Building in Bury St Edmunds, Suffolk, England

Cupola House is a building in Bury St Edmunds, Suffolk, England. It dates from the 17th century, and was restored after a serious fire in 2012. It is a Grade II listed building.

==History and description==
The building, on The Traverse, has three storeys, an attic and cellars. It was originally two timber-framed properties, converted during the 17th century by Thomas Macro, a prosperous apothecary, into a ground-floor shop with a dwelling above.

His son Thomas Macro (died 1737, aged 88), grocer, alderman and five times chief magistrate of Bury St Edmunds, made extensive modifications to the building. The height was increased and Baroque features were added, including an iron balcony and a cupola, on which was fitted a ball finial and weather vane bearing the date 1693 and initials TMS (Thomas Macro and his wife Susan).

It remained in the family until the mid 18th century, afterwards having a succession of owners. In the early 20th century it was owned by Clarke's Brewery, which amalgamated in 1917 with Greene King. They retained the property until 2002. It was renovated and restored in 2004, and was opened as a restaurant.
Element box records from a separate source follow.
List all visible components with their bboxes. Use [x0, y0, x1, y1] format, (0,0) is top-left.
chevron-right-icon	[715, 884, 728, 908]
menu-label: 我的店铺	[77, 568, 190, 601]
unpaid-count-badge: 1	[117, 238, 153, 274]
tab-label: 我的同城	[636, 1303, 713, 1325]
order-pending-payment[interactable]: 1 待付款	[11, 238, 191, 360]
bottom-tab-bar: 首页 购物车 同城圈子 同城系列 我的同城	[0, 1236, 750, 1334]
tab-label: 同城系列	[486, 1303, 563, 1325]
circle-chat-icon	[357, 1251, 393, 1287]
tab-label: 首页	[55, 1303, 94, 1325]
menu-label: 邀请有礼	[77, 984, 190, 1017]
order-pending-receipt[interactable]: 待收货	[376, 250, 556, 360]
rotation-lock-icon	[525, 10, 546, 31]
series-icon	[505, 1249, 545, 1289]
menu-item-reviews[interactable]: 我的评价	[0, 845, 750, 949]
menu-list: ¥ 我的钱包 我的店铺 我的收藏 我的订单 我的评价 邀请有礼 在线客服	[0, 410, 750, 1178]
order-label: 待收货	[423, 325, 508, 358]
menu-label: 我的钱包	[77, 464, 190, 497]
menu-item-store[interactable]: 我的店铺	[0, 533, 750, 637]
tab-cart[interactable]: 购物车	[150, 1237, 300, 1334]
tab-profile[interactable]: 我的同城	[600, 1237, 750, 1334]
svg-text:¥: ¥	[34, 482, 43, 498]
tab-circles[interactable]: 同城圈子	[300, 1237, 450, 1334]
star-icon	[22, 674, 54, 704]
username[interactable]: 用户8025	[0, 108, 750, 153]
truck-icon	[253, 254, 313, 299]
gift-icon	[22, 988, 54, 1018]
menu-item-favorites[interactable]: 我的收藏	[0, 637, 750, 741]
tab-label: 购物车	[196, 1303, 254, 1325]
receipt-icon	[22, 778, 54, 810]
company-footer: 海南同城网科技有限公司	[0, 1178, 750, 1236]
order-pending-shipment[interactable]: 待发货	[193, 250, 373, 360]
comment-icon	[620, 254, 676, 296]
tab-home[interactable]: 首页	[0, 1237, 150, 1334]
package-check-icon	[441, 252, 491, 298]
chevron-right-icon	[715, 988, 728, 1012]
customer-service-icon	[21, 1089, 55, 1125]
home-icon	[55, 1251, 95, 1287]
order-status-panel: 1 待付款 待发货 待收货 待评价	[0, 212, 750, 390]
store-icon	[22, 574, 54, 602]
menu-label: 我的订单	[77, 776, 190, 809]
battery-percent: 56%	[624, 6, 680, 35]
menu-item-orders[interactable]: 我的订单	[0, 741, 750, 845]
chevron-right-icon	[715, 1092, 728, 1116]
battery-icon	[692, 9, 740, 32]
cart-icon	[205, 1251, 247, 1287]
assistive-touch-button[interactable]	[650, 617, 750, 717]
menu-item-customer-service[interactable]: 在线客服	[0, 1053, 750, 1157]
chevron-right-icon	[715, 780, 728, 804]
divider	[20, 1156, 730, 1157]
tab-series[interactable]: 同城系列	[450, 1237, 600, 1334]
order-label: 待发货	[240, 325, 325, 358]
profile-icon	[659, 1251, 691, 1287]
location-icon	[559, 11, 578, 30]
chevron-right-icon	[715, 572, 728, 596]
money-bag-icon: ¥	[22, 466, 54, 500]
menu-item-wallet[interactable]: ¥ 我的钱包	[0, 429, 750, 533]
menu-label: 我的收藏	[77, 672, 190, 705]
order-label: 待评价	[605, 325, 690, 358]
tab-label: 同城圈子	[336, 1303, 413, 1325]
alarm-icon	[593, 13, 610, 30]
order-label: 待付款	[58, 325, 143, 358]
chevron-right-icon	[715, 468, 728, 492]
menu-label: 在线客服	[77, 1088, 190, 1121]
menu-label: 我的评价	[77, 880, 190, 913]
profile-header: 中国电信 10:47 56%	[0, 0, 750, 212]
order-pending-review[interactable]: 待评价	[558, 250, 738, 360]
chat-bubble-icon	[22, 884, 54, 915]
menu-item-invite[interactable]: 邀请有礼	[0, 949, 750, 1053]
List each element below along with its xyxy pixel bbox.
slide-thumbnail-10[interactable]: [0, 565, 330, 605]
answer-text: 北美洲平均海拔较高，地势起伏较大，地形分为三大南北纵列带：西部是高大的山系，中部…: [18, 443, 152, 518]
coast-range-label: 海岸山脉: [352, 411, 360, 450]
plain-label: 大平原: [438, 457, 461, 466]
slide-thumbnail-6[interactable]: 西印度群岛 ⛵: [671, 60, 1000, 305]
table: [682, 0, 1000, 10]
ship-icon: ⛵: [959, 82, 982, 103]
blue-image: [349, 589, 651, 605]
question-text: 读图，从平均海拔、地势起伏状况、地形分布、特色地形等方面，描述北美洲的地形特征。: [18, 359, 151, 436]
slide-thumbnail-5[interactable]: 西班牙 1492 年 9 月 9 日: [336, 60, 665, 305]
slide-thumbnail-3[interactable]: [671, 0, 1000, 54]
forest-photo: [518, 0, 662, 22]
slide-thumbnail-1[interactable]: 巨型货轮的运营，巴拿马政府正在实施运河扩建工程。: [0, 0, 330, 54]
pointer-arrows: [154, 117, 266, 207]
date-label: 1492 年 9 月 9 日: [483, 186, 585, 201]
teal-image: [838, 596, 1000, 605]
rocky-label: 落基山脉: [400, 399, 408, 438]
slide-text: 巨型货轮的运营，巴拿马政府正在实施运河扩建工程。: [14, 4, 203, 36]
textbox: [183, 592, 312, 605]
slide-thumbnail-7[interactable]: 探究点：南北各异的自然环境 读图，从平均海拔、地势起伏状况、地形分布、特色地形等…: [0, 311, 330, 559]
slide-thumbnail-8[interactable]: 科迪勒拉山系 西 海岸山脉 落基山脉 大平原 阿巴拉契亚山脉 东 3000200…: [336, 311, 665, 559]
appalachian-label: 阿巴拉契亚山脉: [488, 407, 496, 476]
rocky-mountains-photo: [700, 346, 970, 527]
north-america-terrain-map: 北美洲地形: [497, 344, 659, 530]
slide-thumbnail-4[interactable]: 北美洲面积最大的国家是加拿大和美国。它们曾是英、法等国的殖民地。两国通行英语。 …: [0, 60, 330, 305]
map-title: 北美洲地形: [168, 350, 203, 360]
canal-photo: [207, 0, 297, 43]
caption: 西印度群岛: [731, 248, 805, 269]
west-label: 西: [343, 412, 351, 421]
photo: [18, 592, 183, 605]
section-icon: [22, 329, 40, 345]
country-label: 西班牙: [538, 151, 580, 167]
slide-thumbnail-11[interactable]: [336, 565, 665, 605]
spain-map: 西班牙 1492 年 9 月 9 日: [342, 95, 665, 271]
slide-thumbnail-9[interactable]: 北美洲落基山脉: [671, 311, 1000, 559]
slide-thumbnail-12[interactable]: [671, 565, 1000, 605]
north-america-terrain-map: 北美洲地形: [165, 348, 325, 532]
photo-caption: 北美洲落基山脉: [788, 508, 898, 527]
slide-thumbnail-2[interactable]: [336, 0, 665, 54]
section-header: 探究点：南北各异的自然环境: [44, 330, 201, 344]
===Fire and restoration===
On 16 June 2012 it was badly damaged in a fire; the front survived, but the rear of the building, and most of the second floor, attic and roof was lost. Restoration, including the installation of a metal frame, was completed in August 2016. The surviving fabric was largely retained, and some material salvaged from the fire was re-used. The oak staircase is a replica of the original, and the panelled doors, fireplace surrounds and panelled dados are reproductions, as is the cupola.

Cupola House opened as a restaurant in May 2017, but closed the following year. In 2019 a new restaurant opened.